Street appeal is important, so keeping the front yard looking good is a must – you don’t want potential buyers pulling up, taking one look at your weed-infested overgrown mess behind your broken gate and driving off to buy someone else’s place instead.
Well-maintained outdoor areas are a selling point, however landscape designer Luke Beilby, from Elk Landscape Developments, says it is a mature garden that gets the extra dollars.
“People know when you’ve just done something for the sale,” he says. “You need to plan ahead. If you’re thinking about selling before Christmas next year or next spring – often people are selling in spring because you’re getting all that colour, especially in Melbourne – then you should be trying, if you can, to plan 12 months out. Juvenile trees often look weak and thin; they really do need a full footy season.”
The same applies to turf, he says, which needs time to take hold. Otherwise “it will look like a quilt that has just been sown together”.
Where some vendors make the mistake of cutting corners to save a few bucks, other vendors get overexcited about potential returns and overcapitalise, so be wary of major renovations prior to sale.

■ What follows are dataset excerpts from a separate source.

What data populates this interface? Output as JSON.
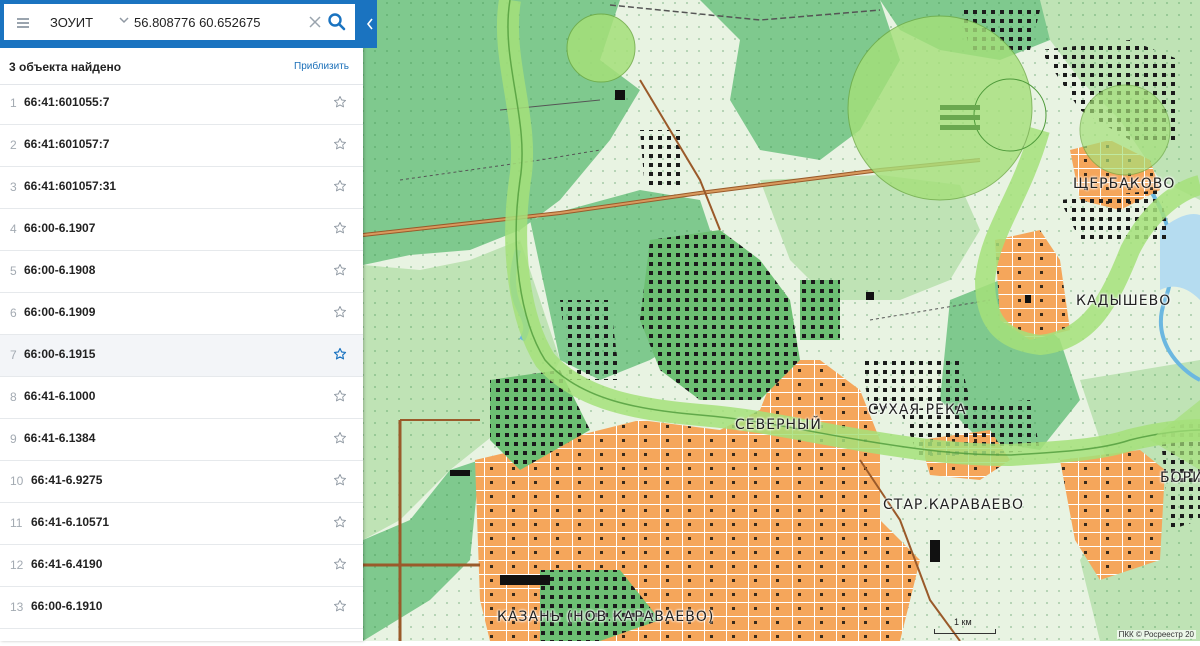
{
  "search": {
    "layer_label": "ЗОУИТ",
    "query": "56.808776 60.652675"
  },
  "results": {
    "count_label": "3 объекта найдено",
    "zoom_label": "Приблизить",
    "items": [
      {
        "num": "1",
        "id": "66:41:601055:7",
        "active": false
      },
      {
        "num": "2",
        "id": "66:41:601057:7",
        "active": false
      },
      {
        "num": "3",
        "id": "66:41:601057:31",
        "active": false
      },
      {
        "num": "4",
        "id": "66:00-6.1907",
        "active": false
      },
      {
        "num": "5",
        "id": "66:00-6.1908",
        "active": false
      },
      {
        "num": "6",
        "id": "66:00-6.1909",
        "active": false
      },
      {
        "num": "7",
        "id": "66:00-6.1915",
        "active": true
      },
      {
        "num": "8",
        "id": "66:41-6.1000",
        "active": false
      },
      {
        "num": "9",
        "id": "66:41-6.1384",
        "active": false
      },
      {
        "num": "10",
        "id": "66:41-6.9275",
        "active": false
      },
      {
        "num": "11",
        "id": "66:41-6.10571",
        "active": false
      },
      {
        "num": "12",
        "id": "66:41-6.4190",
        "active": false
      },
      {
        "num": "13",
        "id": "66:00-6.1910",
        "active": false
      }
    ]
  },
  "map": {
    "labels": {
      "shcherbakovo": "ЩЕРБАКОВО",
      "kadyshevo": "КАДЫШЕВО",
      "severny": "СЕВЕРНЫЙ",
      "sukhaya_reka": "СУХАЯ РЕКА",
      "star_karavaevo": "СТАР.КАРАВАЕВО",
      "boriso": "БОРИСО",
      "kazan": "КАЗАНЬ (НОВ.КАРАВАЕВО)"
    },
    "scale_label": "1 км",
    "attribution": "ПКК © Росреестр 20"
  },
  "colors": {
    "brand_blue": "#1a73c0",
    "forest_green": "#7fc98e",
    "zone_green": "#a5e07a",
    "urban_orange": "#f5a65b",
    "road_brown": "#9a5a2a",
    "water_blue": "#b5dcf0",
    "active_star": "#1a73c0",
    "star_grey": "#8f98a2"
  }
}
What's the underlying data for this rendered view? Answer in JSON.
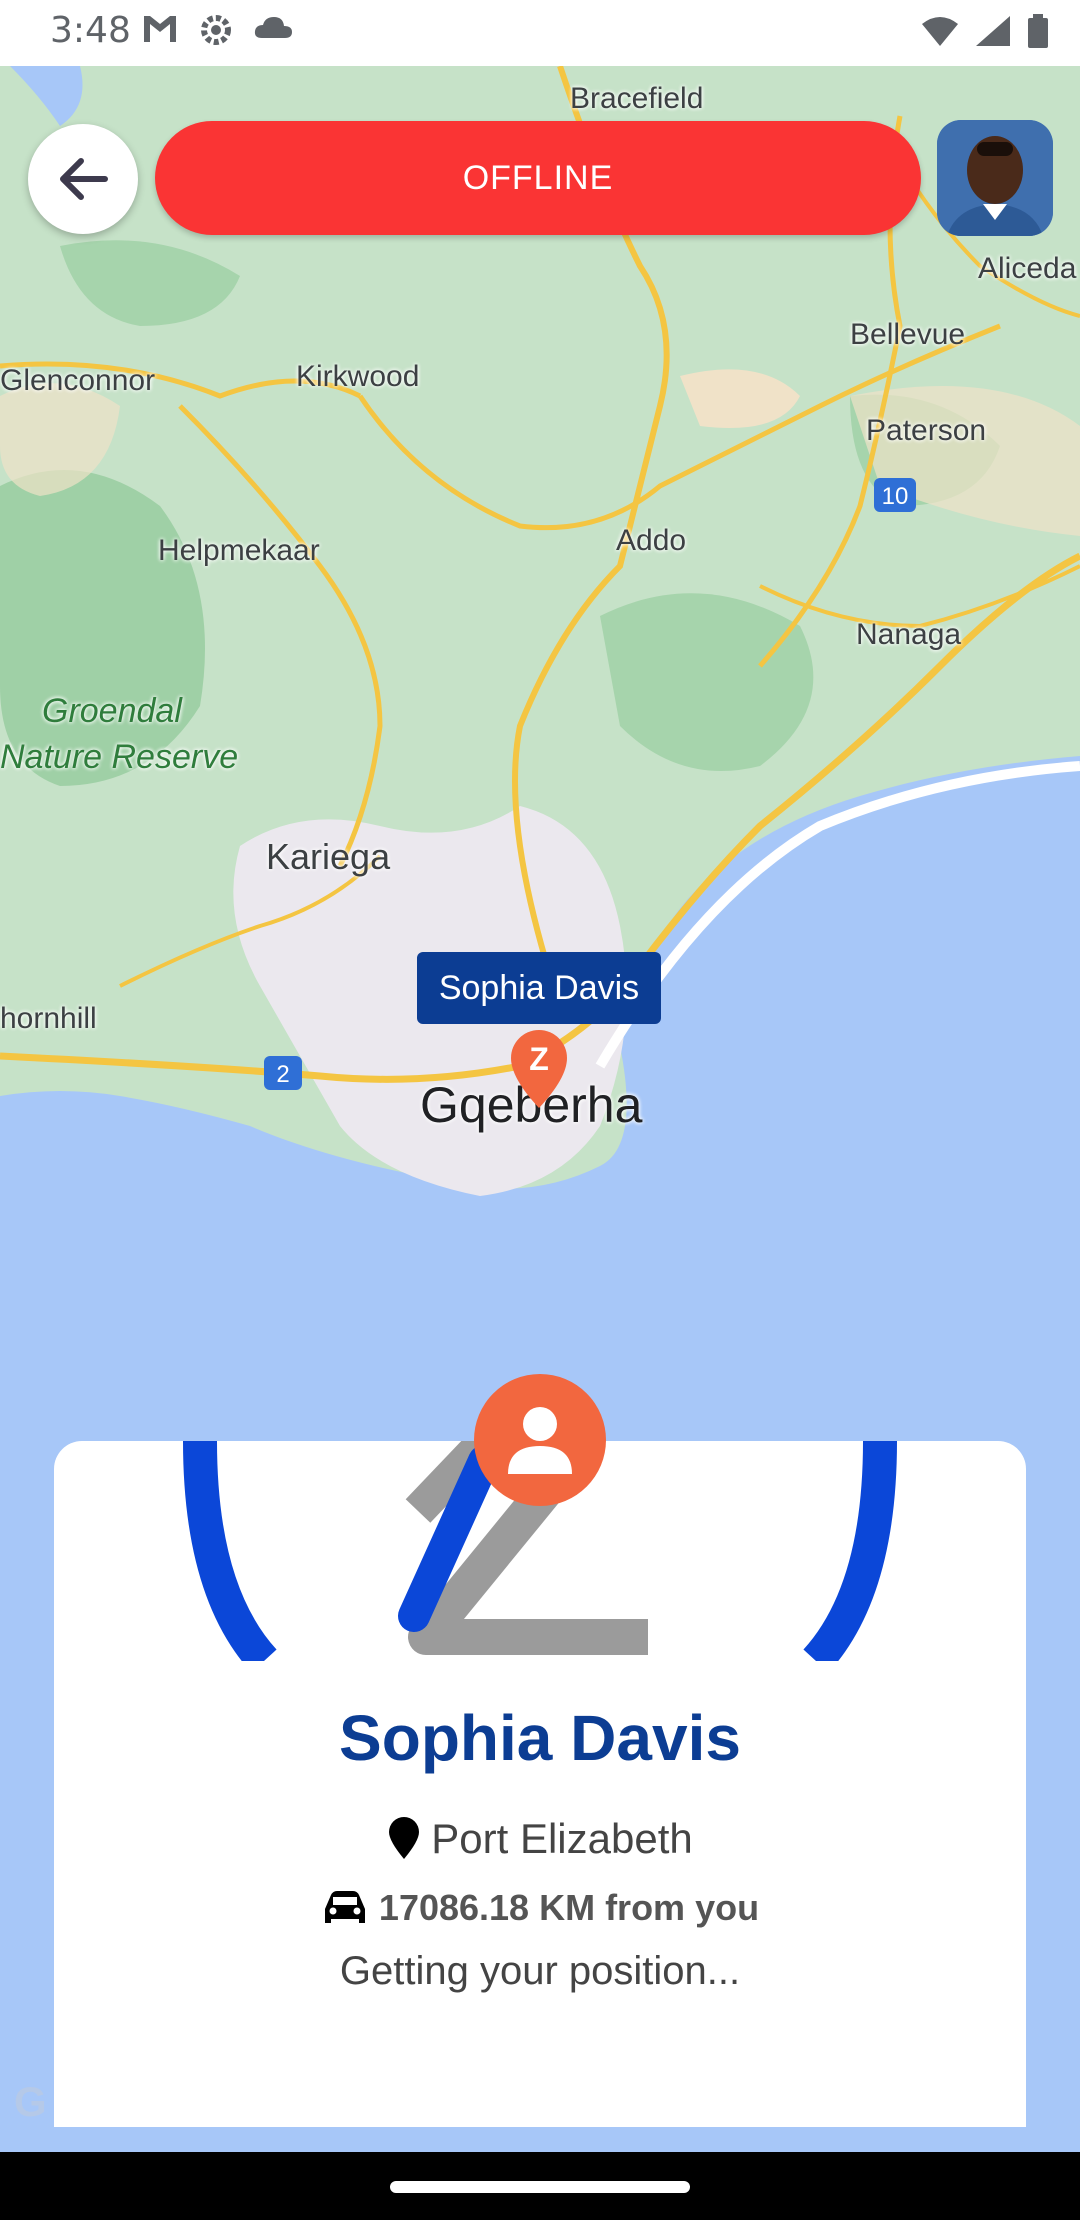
{
  "status_bar": {
    "time": "3:48",
    "left_icons": [
      "gmail-icon",
      "settings-gear-icon",
      "cloud-icon"
    ],
    "right_icons": [
      "wifi-icon",
      "signal-icon",
      "battery-icon"
    ]
  },
  "header": {
    "back_icon": "arrow-left-icon",
    "status_button_label": "OFFLINE",
    "status_button_color": "#fa3434"
  },
  "map": {
    "water_color": "#a7c7f8",
    "land_color": "#c6e2c8",
    "labels": [
      "Bracefield",
      "Aliceda",
      "Bellevue",
      "Glenconnor",
      "Kirkwood",
      "Paterson",
      "Helpmekaar",
      "Addo",
      "Nanaga",
      "Groendal",
      "Nature Reserve",
      "Kariega",
      "hornhill",
      "Gqeberha"
    ],
    "road_shields": [
      "10",
      "2"
    ],
    "pin_callout": "Sophia Davis",
    "pin_logo": "Z"
  },
  "driver_card": {
    "name": "Sophia Davis",
    "city": "Port Elizabeth",
    "distance": "17086.18 KM from you",
    "status": "Getting your position...",
    "brand_color": "#0c3d93",
    "profile_icon": "person-icon",
    "pin_icon": "location-pin-icon",
    "car_icon": "car-icon"
  },
  "watermark": "G"
}
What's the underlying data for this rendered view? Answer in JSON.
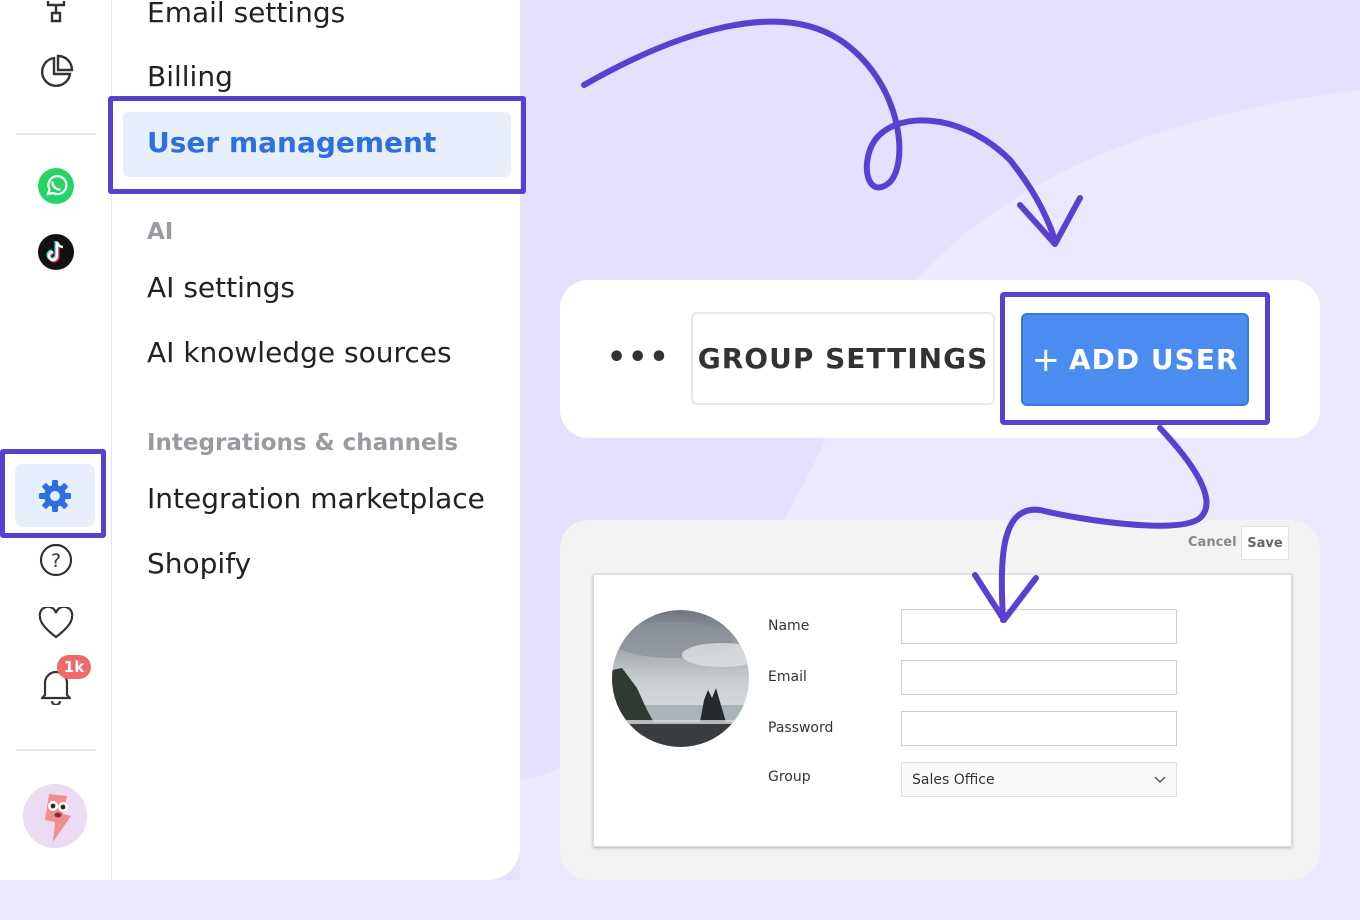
{
  "colors": {
    "highlight_frame": "#5b3fd0",
    "active_item_bg": "#e7effd",
    "active_item_text": "#2e6fe0",
    "primary_button": "#4a8cf0",
    "badge": "#f06a6a"
  },
  "rail": {
    "icons": [
      "flowchart-icon",
      "pie-chart-icon",
      "whatsapp-icon",
      "tiktok-icon",
      "settings-gear-icon",
      "help-icon",
      "heart-icon",
      "bell-icon"
    ],
    "notification_badge": "1k"
  },
  "menu": {
    "items_top": [
      "Email settings",
      "Billing"
    ],
    "active_item": "User management",
    "section_ai": "AI",
    "ai_items": [
      "AI settings",
      "AI knowledge sources"
    ],
    "section_integrations": "Integrations & channels",
    "integration_items": [
      "Integration marketplace",
      "Shopify"
    ]
  },
  "toolbar": {
    "more": "•••",
    "group_settings": "GROUP SETTINGS",
    "add_user_plus": "+",
    "add_user": "ADD USER"
  },
  "form": {
    "cancel": "Cancel",
    "save": "Save",
    "fields": [
      {
        "label": "Name",
        "value": ""
      },
      {
        "label": "Email",
        "value": ""
      },
      {
        "label": "Password",
        "value": ""
      }
    ],
    "group_label": "Group",
    "group_value": "Sales Office"
  }
}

“This can be a trap, as you can find yourself spending money that you will never get back when you sell, and that you would, in fact, be better leaving the house as is,” Deanne Jolly says. “Always get the advice of your real estate agent before embarking on costly renovations when selling a home. They will be able to guide you on what is worth spending on and what isn’t.” Which leads us to…
When the time comes to sell, you’re going to need a real estate agent – but choosing any old one can be detrimental to the final sale price, so choosing wisely here is important.
“Some agents don’t have their potential clients best interest at heart when they don’t suggest any styling advice, or suggest a minimal advertising budget or don’t advertise the property correctly or lack strategy advice,” Marshall White director and auctioneer Oliver Bruce says.
Find an agent who specialises in your suburb or type of property for your best chance of selling for a good price. If the agent you choose can’t sell your property, then you’ll have to re-list with another, going through the whole costly process a second time.
“You may only get one chance to maximise the outcome and doing it a second time may only eat into your net outcome,” he says.